This is partly a suggestion, and partly a query to the DF folks about the best way to do it.
So, all this talk about vampires has me thinking about some of the stuff that Toady hasn't yet talked about dealing with: can't enter without invitation, repelled by the cross, by garlic, can't cross running water. I think Toady wants vampires to be procedurally generated such that all of the things involved in real legends are at least possible, but sort of randomly determined.
Of course, there's vulnerabilities, but it's not like anybody's going to have a +garlic halberd+ right?
So I was starting to think about pathing restrictions for certain creatures-- cursed creatures, for sure, maybe other creatures.

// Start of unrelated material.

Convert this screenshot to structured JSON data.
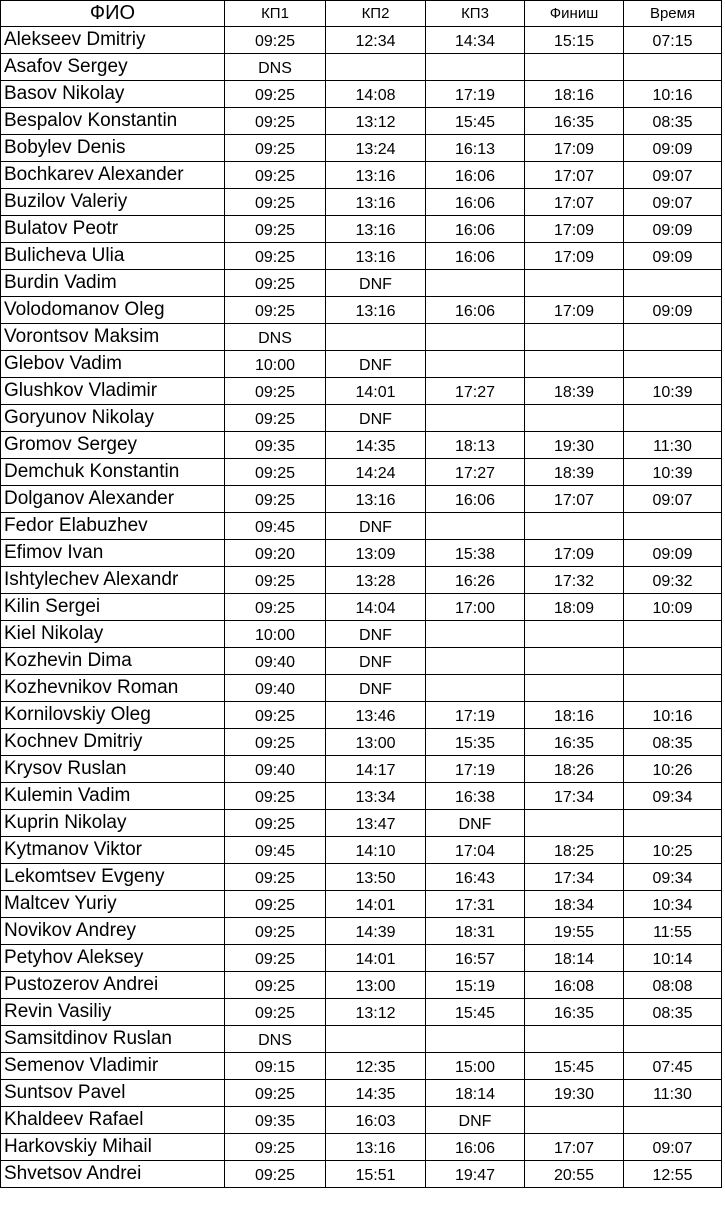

There's loads of awesome stuff you could do with this, that would lead to fun discovery in-game: like the vampires in your world can't stand fisher berries, that they can't stand images of two flasks or of Zuglar contemplating (because the image of the cross stuff isn't really appropriate), that they can't walk over running water, can't walk over running magma, can't go through an unopened door, can't walk over a piccolo-- you get the picture, it could be cool figuring out what you needed to do, and discovering some accidental sanctuary.

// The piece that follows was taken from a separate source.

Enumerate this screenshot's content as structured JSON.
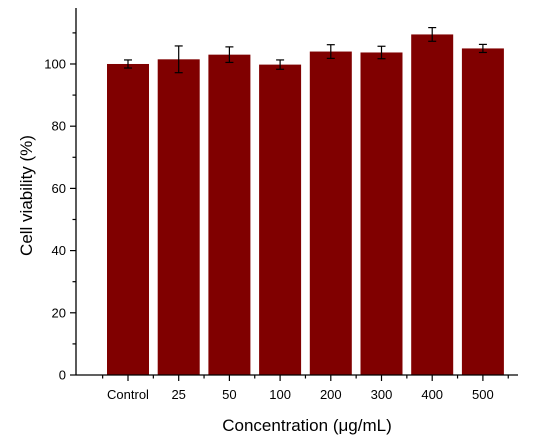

But the part that I was thinking about was the details. Could you do some kind of pathing cost? That would make it so vampires could be forced over garlic, but they'd take almost any other route in preference. Could you just ban a certain creature from a square, make him jump back and recalculate path? That seems like it might be problematic if there were two bane squares next to each other, with the vampire just pathing alternately between them uselessly. Could you treat bane squares as locked doors, impassible, not to be pathed through? Not sure how pathing works, if it would be difficult to notify each square of a "do not path vampires" every time you dropped some garlic on it.
And what about combat? Would carrying fisher berries make the vampire jump back, fail in all attacks? It would be uncommon enough in dwarf mode, but exploitable in adventurer mode-- once you learned the secret, at least. Maybe it should be exploitable? Should it just autofail vampire charges, as they can't enter your square? Or should it have no effect?

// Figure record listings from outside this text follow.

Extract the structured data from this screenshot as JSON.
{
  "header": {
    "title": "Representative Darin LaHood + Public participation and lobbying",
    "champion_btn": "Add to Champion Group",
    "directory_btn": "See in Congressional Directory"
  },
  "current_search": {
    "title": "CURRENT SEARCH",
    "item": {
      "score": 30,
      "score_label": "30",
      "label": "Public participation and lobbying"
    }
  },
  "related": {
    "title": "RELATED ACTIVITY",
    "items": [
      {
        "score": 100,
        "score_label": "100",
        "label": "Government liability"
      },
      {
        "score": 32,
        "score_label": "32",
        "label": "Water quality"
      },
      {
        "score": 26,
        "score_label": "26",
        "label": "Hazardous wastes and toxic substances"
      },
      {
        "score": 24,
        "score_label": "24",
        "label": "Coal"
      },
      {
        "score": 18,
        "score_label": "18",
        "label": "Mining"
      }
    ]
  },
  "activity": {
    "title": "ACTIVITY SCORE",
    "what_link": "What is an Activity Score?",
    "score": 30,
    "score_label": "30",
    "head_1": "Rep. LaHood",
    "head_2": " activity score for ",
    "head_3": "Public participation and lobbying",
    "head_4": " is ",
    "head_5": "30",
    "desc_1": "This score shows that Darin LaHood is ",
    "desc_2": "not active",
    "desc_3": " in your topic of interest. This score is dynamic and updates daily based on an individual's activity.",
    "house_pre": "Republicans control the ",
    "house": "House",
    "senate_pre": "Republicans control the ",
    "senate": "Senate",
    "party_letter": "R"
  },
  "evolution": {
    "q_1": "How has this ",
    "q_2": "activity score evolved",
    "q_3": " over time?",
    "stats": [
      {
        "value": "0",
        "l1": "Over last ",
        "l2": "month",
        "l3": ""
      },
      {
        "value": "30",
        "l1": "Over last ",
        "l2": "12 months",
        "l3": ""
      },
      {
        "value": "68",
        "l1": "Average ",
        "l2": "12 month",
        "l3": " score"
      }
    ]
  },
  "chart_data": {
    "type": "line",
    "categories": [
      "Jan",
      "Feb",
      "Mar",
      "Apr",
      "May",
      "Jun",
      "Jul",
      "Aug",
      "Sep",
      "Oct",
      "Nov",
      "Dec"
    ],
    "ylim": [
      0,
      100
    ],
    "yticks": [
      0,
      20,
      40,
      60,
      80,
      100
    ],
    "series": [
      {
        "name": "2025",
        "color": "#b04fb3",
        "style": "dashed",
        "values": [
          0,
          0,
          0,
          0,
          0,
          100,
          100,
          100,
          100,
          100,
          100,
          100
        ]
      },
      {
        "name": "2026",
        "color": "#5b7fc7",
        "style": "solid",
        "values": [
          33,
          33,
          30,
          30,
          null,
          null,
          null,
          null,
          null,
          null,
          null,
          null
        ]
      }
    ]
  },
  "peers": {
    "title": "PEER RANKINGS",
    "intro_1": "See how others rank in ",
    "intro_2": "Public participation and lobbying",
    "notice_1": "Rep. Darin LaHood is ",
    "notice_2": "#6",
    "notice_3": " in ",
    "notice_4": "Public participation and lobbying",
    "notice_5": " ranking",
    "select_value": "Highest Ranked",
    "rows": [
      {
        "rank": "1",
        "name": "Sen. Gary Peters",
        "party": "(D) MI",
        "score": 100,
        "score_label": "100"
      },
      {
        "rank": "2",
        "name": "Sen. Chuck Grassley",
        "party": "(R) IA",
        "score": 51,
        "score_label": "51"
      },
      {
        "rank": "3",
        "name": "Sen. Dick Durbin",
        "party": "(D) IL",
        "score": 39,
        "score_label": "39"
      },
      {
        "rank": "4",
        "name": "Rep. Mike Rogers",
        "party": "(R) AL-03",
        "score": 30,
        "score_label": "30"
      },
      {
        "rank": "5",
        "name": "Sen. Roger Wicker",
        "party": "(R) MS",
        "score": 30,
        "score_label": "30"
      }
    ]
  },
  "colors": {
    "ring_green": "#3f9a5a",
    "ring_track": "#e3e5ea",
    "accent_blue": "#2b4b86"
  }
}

I think this has the potential to be really interesting, the sort of thing that makes a player feel smart when he or she figures it out and exploits it. It's not just about vampires-- i think bogeymen and clowns would both benefit from procedurally generated banes like this. I mean, how cool would it be to realize that your engravings formed a tiny square of protection? (Now all you have to do is get your dwarves to stay there.) It would also have the potential to draw flavorful things (crafts, images, etc) into gameplay. An amulet might suddenly become very important to a player, depending on what it depicted.